‘Kya betch rahe ho?’ asks a young woman. Next to her stands an older woman. They are filling up their pots at a water fountain. It must seem strange to them to see me with a backpack but not shouting out my wares.
‘Kuch nahi,’ I tell them. ‘Mein ghoomne aaya hoon.’
The woman break into suppressed giggles as I wander away. I have come far from Nainital’s famous lake and the tourists spots that surround it. I want to see real Nainital. I have climbed down a long way. I have passed neighbourhoods that are little more than shanty towns. The day is hot and it is only a constant breeze that keeps me cool.
I continue to wander the slopes of these hills. Pretty lilies in pinks and whites dot the fringes of my paths. Prickly agaves twist and throw their fronds into the afternoon air. The hills around are splendid but the harsh afternoon light does not flatter them. I suspent the mood would be a lot better and justly subdued at twilight.
Back in town I step into Cafe de Nainital for a lunch of vegetarian biryani. The place of such a Continental name suggests upclass and tourism. The place is posh with a wonderful view of the lake. I finish my meal and head to the lake for a few quiet minutes. The lake is fairly clean but a look at the garbage floating at the margins: one desires more. People take to boating on the lake. Such a passive pursuit does not appeal to me. Boating is one of those things to be enjoyed only in right company, not alone. The lake is perhaps the size of Bangalore’s Ulsoor Lake. Its setting among the hills gives it a more pleasing character.
‘Other than the lake, is there anything to see in Nainital?’ I ask a photographer loitering around for business. The man is middle-aged. He has tried to hide his age by colouring his white hairs. He is dressed in clean formals with a pair of leather shows to complete the look. An old SLR camera hangs like a bulky tribal necklace of obsolete technology. Such photographers make a dying breed and it is difficult not to feel sorry for them. Death by technology, that’s what it really is.
‘You can visit the temple,’ he points to the far side of the lake. ‘There is a Tibetan market there. There is also a zoo in town.’
It’s a pleasant walk along the lake’s edge. Colourful flowers hang in wicker baskets on poles. Nainital is a crowded place and popular with tourists. The traffic is continuous but well-managed when compared to the madness of Patna, Kanpur or Bangalore. I suspect Nainital was once a place hidden among the hills with its jewel lake. Then the British discovered it and made it a popular tourist destination. As in every other hill station or places of desired seclusion, the crowds came in and with them brought the madness of the plains. Visitors do not understand that they have to pack only clothes and essentials, not their rudeness, impatience, lack of civic sense and I-own-the-road attitude. So in time, I surmise, Nainital lost its appeal. Today I see that it is on the rebound but only just. The old charm and quietness is forever lost.

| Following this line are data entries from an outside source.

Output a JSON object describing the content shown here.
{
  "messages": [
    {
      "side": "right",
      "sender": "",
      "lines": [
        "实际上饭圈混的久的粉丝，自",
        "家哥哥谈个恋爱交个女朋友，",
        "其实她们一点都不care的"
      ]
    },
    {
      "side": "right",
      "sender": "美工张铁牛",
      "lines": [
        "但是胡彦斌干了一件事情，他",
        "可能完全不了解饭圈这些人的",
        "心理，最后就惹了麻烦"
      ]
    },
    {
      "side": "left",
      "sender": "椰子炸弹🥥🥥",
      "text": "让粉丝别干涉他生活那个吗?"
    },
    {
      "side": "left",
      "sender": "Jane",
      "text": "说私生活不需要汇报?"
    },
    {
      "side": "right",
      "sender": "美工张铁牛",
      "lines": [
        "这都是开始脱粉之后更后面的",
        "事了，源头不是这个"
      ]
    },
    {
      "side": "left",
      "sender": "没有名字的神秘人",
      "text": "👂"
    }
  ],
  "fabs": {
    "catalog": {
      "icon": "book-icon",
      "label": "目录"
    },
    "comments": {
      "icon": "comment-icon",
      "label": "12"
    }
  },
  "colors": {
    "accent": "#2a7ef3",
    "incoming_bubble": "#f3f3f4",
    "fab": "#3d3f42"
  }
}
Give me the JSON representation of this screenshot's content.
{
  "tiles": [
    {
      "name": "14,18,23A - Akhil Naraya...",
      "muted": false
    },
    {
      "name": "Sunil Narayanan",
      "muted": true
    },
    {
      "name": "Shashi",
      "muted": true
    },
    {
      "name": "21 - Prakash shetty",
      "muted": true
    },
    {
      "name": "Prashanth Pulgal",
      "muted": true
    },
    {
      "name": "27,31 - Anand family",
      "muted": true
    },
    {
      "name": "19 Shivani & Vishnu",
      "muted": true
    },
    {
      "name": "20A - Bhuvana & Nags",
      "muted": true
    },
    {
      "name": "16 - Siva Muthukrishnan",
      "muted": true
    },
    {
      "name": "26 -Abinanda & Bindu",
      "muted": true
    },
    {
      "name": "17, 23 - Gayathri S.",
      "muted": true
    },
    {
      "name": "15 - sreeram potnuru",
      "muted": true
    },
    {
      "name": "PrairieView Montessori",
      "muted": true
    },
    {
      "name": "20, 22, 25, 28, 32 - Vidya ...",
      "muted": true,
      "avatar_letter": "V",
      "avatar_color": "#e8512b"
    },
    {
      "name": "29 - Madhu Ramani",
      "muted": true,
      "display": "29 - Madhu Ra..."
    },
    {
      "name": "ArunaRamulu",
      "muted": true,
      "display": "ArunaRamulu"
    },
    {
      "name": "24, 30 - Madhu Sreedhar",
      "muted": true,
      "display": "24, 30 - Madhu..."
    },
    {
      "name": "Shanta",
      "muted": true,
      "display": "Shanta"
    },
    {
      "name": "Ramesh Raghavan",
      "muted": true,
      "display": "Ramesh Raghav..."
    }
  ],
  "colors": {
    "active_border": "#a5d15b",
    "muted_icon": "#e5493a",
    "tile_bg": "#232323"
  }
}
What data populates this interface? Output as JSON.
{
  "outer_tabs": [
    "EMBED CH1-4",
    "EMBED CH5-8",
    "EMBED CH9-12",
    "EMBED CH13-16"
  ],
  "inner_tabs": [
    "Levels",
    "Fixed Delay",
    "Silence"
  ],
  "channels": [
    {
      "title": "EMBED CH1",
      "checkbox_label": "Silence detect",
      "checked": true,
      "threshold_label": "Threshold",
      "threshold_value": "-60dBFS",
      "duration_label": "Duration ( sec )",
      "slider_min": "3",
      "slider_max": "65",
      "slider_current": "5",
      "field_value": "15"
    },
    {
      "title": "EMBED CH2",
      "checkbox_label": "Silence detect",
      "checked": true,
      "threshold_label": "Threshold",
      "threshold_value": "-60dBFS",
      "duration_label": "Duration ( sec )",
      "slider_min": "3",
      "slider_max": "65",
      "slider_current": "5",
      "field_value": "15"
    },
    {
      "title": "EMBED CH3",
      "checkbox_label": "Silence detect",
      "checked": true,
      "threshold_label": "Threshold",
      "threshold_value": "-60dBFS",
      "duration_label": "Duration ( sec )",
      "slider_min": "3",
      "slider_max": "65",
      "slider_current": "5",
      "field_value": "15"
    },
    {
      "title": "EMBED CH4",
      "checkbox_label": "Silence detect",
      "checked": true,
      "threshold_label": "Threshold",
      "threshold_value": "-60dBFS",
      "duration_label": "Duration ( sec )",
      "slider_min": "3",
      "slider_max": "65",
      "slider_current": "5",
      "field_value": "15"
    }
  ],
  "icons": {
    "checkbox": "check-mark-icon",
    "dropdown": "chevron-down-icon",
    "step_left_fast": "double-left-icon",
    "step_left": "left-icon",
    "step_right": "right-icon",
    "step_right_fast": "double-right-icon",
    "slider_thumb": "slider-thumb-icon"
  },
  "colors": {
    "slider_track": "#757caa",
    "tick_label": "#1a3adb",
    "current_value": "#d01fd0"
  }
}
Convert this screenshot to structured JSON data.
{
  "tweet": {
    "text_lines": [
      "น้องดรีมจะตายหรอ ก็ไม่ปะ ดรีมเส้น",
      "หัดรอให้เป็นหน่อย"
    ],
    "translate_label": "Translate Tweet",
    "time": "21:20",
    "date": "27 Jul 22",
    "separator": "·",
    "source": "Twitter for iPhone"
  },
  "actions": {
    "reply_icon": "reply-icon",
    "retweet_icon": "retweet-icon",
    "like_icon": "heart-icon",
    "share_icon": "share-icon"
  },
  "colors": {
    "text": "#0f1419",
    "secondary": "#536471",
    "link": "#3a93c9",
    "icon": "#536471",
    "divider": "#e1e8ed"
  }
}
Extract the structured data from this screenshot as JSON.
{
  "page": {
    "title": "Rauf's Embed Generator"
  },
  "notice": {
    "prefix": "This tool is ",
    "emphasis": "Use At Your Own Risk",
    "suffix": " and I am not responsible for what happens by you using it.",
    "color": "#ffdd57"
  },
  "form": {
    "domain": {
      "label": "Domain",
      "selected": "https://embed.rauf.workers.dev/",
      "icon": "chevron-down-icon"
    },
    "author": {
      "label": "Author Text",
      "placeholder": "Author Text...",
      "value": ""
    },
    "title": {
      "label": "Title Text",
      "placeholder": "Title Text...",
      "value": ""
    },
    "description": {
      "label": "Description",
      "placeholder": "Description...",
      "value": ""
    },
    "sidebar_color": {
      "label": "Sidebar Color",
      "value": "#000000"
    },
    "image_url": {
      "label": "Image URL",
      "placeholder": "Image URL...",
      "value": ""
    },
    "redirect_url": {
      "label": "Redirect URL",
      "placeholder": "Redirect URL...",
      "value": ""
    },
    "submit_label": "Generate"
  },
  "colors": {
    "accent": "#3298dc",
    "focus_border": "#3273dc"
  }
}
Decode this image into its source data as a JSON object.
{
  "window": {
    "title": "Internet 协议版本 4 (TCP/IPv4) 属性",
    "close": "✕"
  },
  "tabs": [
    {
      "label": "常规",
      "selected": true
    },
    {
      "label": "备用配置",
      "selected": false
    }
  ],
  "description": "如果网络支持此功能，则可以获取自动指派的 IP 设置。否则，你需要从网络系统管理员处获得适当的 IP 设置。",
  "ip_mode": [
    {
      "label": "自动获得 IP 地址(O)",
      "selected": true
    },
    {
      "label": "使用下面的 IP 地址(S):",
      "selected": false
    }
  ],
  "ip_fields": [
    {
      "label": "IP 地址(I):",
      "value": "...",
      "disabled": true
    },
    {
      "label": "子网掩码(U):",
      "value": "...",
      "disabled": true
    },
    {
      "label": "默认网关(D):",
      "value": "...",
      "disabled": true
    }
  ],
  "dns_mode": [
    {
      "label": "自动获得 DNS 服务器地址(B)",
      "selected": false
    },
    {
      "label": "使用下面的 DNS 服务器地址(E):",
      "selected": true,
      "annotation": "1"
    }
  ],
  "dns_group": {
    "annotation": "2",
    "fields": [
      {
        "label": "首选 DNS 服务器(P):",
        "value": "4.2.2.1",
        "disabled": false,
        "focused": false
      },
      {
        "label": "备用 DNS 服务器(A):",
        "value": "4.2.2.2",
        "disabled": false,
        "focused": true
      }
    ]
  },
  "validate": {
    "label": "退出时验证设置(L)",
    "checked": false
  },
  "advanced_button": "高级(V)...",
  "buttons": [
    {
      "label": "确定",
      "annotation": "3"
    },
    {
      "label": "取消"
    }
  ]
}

I find the Tibetan market uninteresting. At the Naina Devi Temple, I am lazy to removes my boots. So I skip the temple and walk across an open field. I notice a gurudwara. On the other side of the field is a spectacular mosque. I just wonder why it isn’t more famous. It is a large mosque on many levels. A high pistaq frames a doorway. Behind that is a dome. To the left of the building is a tall minaret. Repetitive arches and clean lines lend the building a certain grace. A line of pinnacles adorn the structure at terrace level.
As I get closer to the mosque I see why it isn’t more famous. It is a plain building with a decorated facade. The facade creates the illusion of a large mosque. It is cleverly done and quite effective from a distance. I had first seen a similar and much smaller facade in Gaya, Bihar.
I return to the bus stand. There is a bus ready to depart for Kathgodam. I’ve been in Nainital for only a few hours. I think that’s all one needs to see Nainital. There is the lake. Everything else is crass tourism.